Creating a local variable scope.

Alf P. Steinbach alfps at start.no
Sun Nov 29 20:11:12 EST 2009


* markolopa:
> 
> On 18 Sep, 10:36, "markol... at gmail.com" <markol... at gmail.com> wrote:
>> On Sep 11, 7:36 pm, Johan Grönqvist <johan.gronqv... at gmail.com> wrote:
>>> I find several places in my code where I would like tohavea variable
>>> scope that is smaller than the enclosing function/class/module definition.
>> This is one of the single major frustrations I have with Python and an
>> important source of bugs for me. Here is a typical situation
> 
> Here is another bug that I just got.

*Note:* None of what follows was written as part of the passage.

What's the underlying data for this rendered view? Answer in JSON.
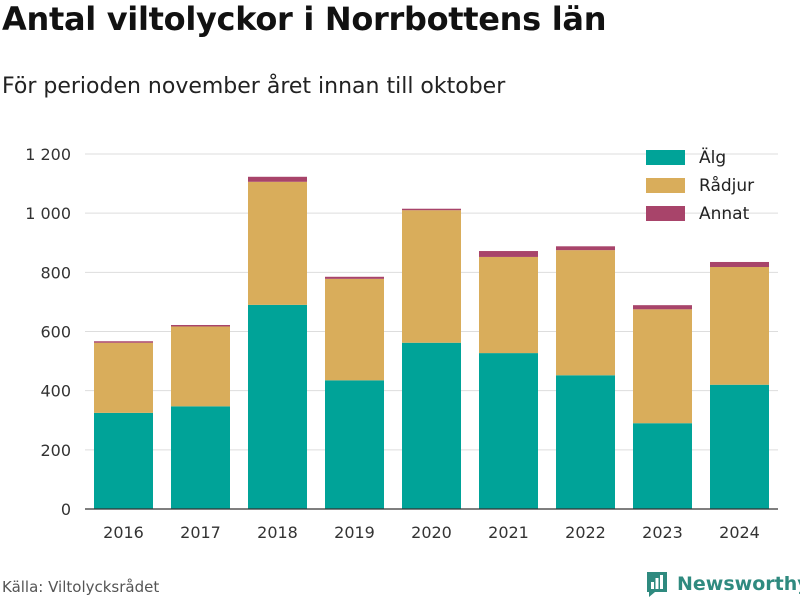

Twenty minutes lost to find it...
> 
> class ValueColumn(AbstractColumn):
>     def __init__(self, name, header, domain_names):
>         if type(domain_names) != tuple:
>             raise ValueError('a tuple of domain names must be given')
>         for name in domain_names:
>             if type(name) != str:
>                 raise ValueError('a tuple of domain names must be
> given')
>         self.domain_names = domain_names
>         super(ValueColumn, self).__init__(name, header)
> 
> The upper class was initialized with the wrong name, because the for
> loop to check
> domain_names used "name" which is also the argument to be passed.
> 
> If is an old thread but I am reopening to present real situation where
> this Python
> "feature" bothers me...

I think if one could somehow declare names as const (final, readonly, whatever) 
then that would cover the above plus much more.